CoCo View Resort, Roatan Honduras


CoCo View has the best run dive operation I have ever seen. The dive boats go out twice a day. You do a boat dive on a great site and a drop off in front of the resort swimming in. That is four no hassle dives. At night it looks like close encounters of the third time as the divers head out to the reef with their lights. That means five dives a day if you have the energy.

Tanks are available day and night for shore diving. The shore dives at CoCo View are the same sites that the Aggressor Dives. In the front door in less than a 10 minute swim from your doorstep are a Shipwreck, two beautiful walls, sand chutes, grass beds full of small fish, octopus. and you name it. It is said that there are 56 species of corals in the Gulf of Mexico and 54 have been found right in front of the resort.

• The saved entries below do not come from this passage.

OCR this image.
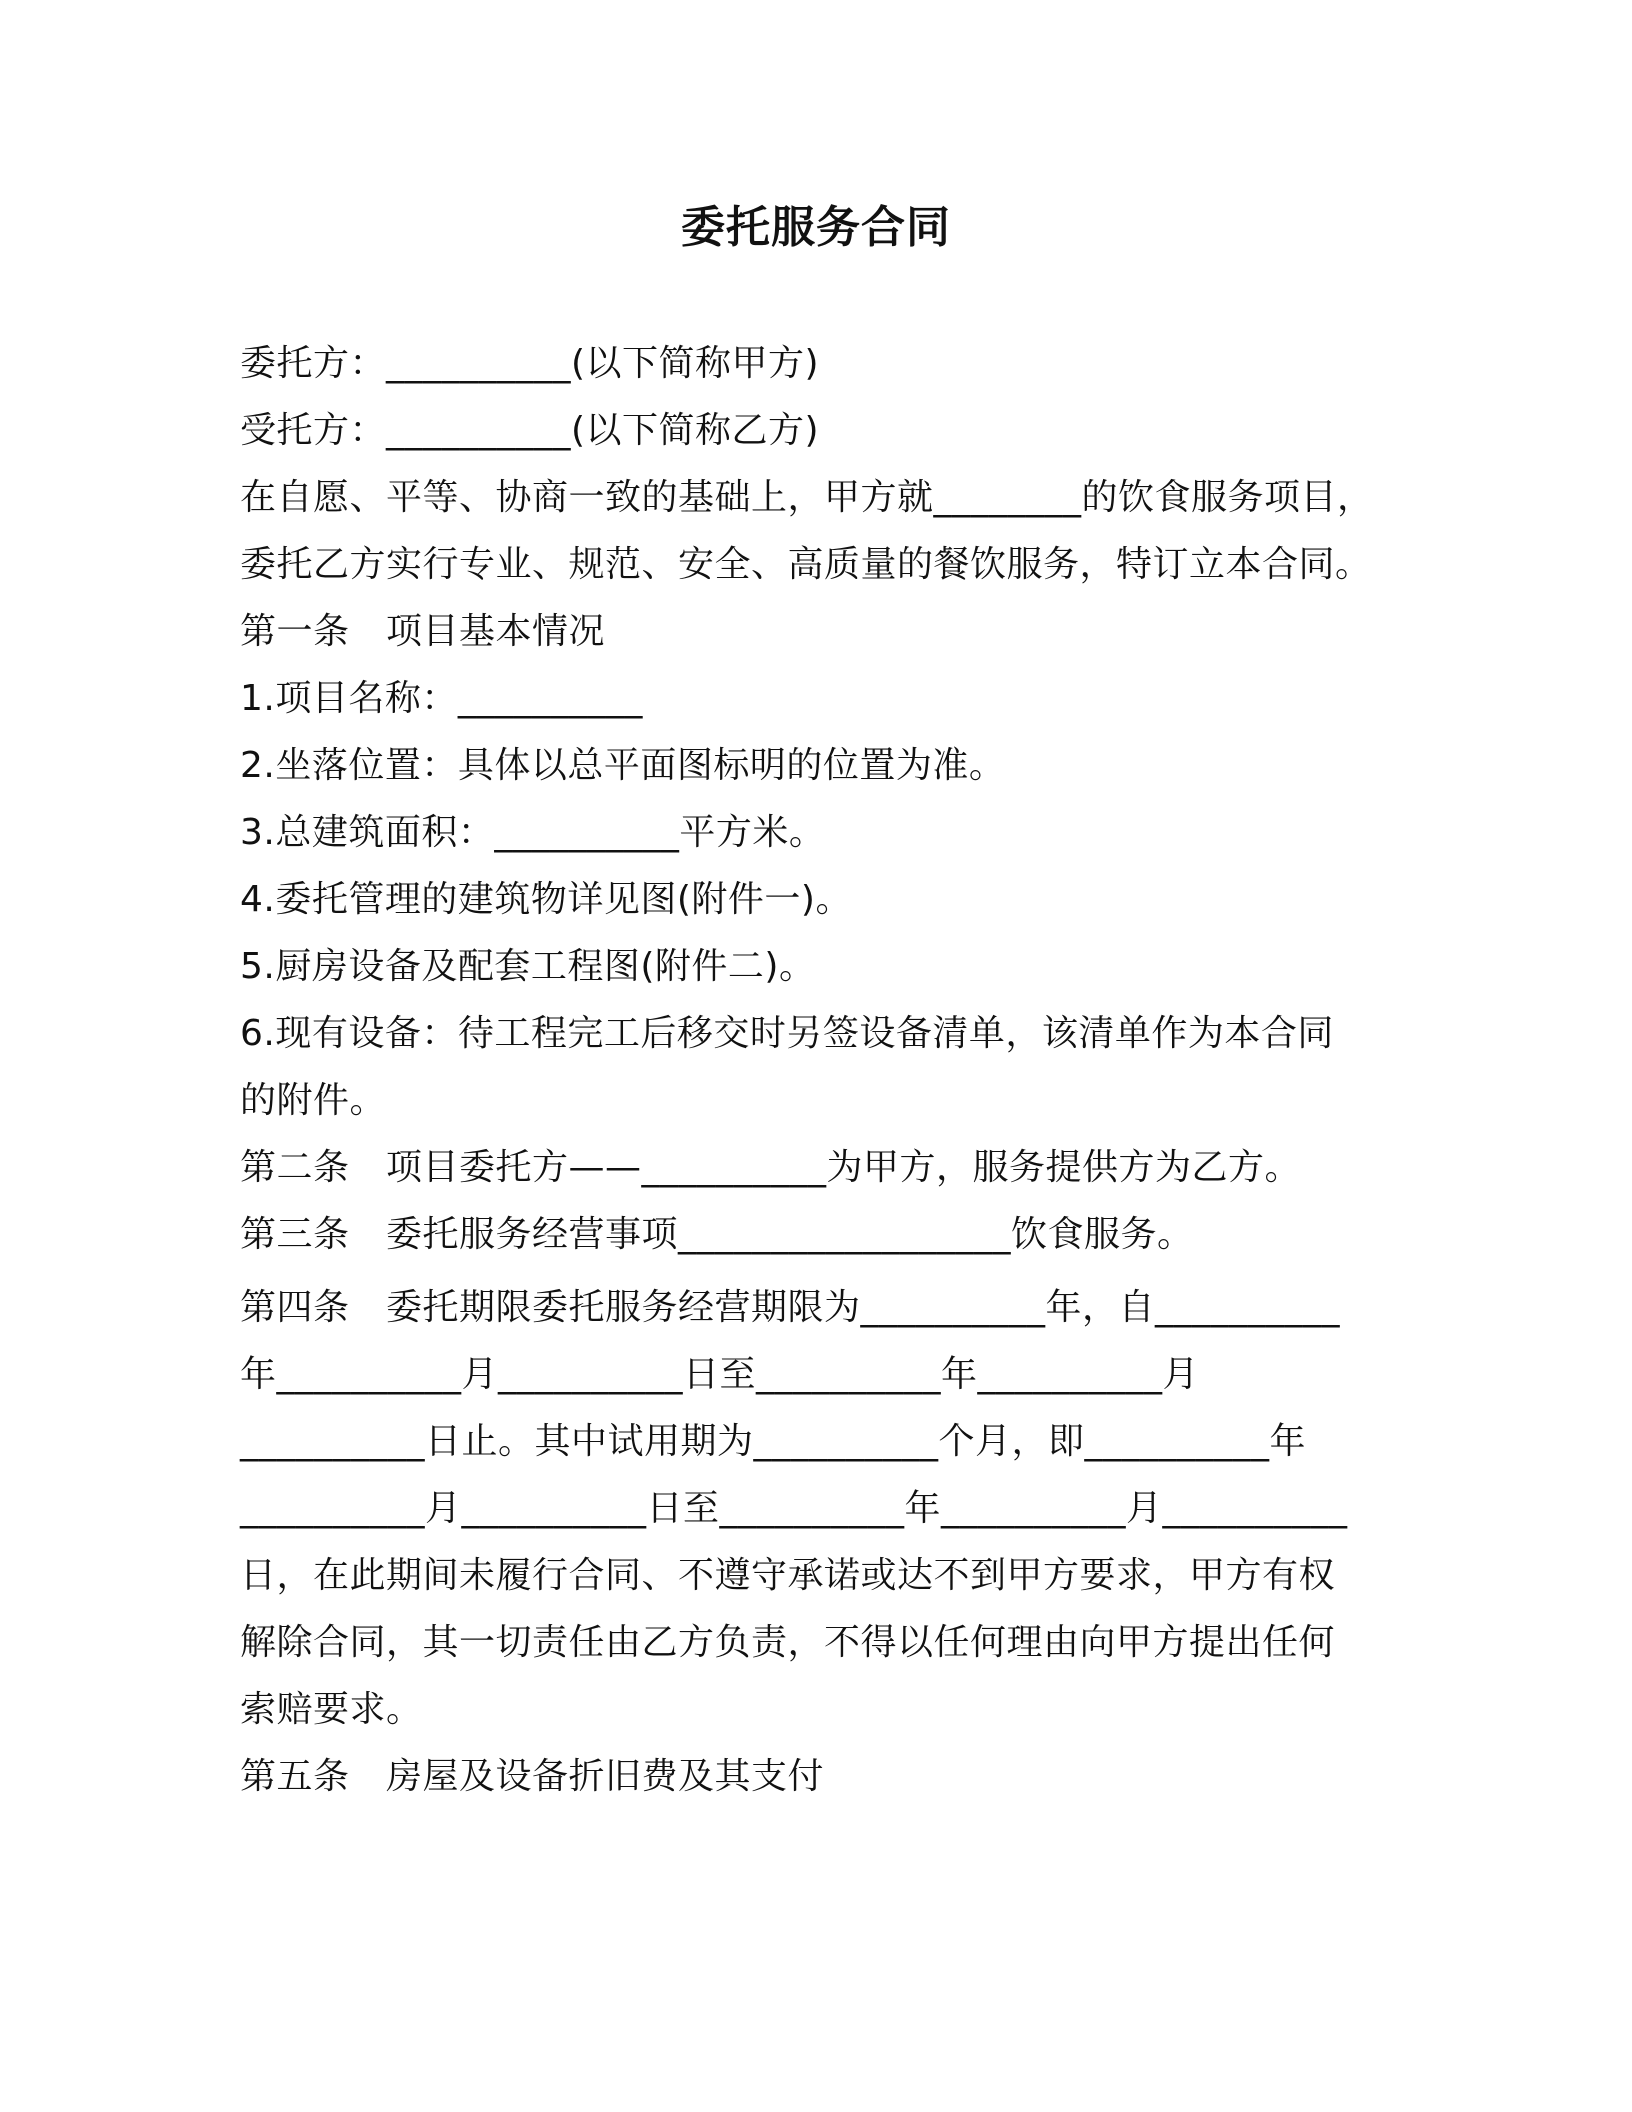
委托服务合同
委托方：__________(以下简称甲方)
受托方：__________(以下简称乙方)
在自愿、平等、协商一致的基础上，甲方就________的饮食服务项目，
委托乙方实行专业、规范、安全、高质量的餐饮服务，特订立本合同。
第一条　项目基本情况
1.项目名称：__________
2.坐落位置：具体以总平面图标明的位置为准。
3.总建筑面积：__________平方米。
4.委托管理的建筑物详见图(附件一)。
5.厨房设备及配套工程图(附件二)。
6.现有设备：待工程完工后移交时另签设备清单，该清单作为本合同
的附件。
第二条　项目委托方——__________为甲方，服务提供方为乙方。
第三条　委托服务经营事项__________________饮食服务。
第四条　委托期限委托服务经营期限为__________年，自__________
年__________月__________日至__________年__________月
__________日止。其中试用期为__________个月，即__________年
__________月__________日至__________年__________月__________
日，在此期间未履行合同、不遵守承诺或达不到甲方要求，甲方有权
解除合同，其一切责任由乙方负责，不得以任何理由向甲方提出任何
索赔要求。
第五条　房屋及设备折旧费及其支付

By mid week, I often do not go on the boats as they slow up my diving and by the end of a week I usually have over 20 hours in the water.

The resort treats you as an adult and expects you to act as one. You can dive alone if you shore dive, but buddies are expected if you boat dive. If you haven't been there a number of times, I strongly recommend that you follow the divemaster as he will see and show you more than you will find on your own.

In Feburary of 2002 I took a rebreather down and had a great time diving it. You can read this report on rebreather diving at CoCo View.

What about kids? Kids are not encouraged at CoCo View. When I asked about taking Patrick at age 12, they were not encouraging. It is not set up for kids who are boisterus in their play. Patrick was a more quiet kid, prefering a chess game, his gameboy, and reading to running and screaming. He got along fine with the adult crowd and played a number of games of chess untill they got tired of being beaten by a 12 year old with a 1500 rating. Know your kid and make plans accordingly. Non diving spouses can get bored and maybe eaten alive by the no see ums if they sunbath on the beach. Even downtown shopping is minimal.

Patrick at Age 12 checks his
computer and gauges on his first big
Tropical Dive Trip.



What is the downside? Getting there is a real pain. If you expect big bar action, forget it. If you want to dance every night at the resort, forget it. It is a divers resort. There are bugs...lots of bugs....lots of no see ums....Skin So Soft really helps. Here are a few of the hundreds of pictures taken recently at CoCo View.

You find lots of these these guys in the sand chutes to the left of the entrance through the reef.

A barracuda pretends he is a deck rail on the sunken ship Prince Albert. I have also seen numerous 'cuda in waist deep water getting cleaned on the little coral heads just in front of the resort.

Silversides in the front compartment of the Prince Albert. This picture was taken in January. The ship was full of silversides that would flow around you in a ball.

One of the divemasters blows bubble rings. While there are many great divemasters in the business that make the diving fun. This group is as good as it gets.

For the last couple of years there has been a school of squid that hang around about 5 feet below the surface just in front of the reef face. If you take your time, control your bubbles, and relax they will come up close to look at their reflections in your camera housing. One fast move and they are gone.

Soft corals abound. Just be glad that you are not the size to be prey for all of those mouths.

Banded shrimp can be found all over. Especially at night.

And of course there are lots of Rock Beauty, a type of Angel Fish.

We usually rent a cottage. Here is the view out of the front of Beach House 5. Tough life huh.

One of the weekly treats is a visit by Oscar. He is a black coral artist. His material comes from the shrimp nets so it is legal. His work is found from Cozumel to Cayman at much higher prices. Cut out the middleman and get a beautiful work of art. Not this one, however, as I am looking at it on my desk right now.

There is an island tour that I recommend. I takes place on the last full day on the island and gives your body some time to dump some nitrogen. Here we are at the bird sanctuary.

Last but not least. Every time I go there I discover something I haven't noticed before. Last time it was the giant tunicates on the stern of the Prince Albert. If you are not familiar with tunicates, they are our most primitive relatives in the chordata class meaning critters with spinal cords.

One of my favorite subjects ... they don't run away.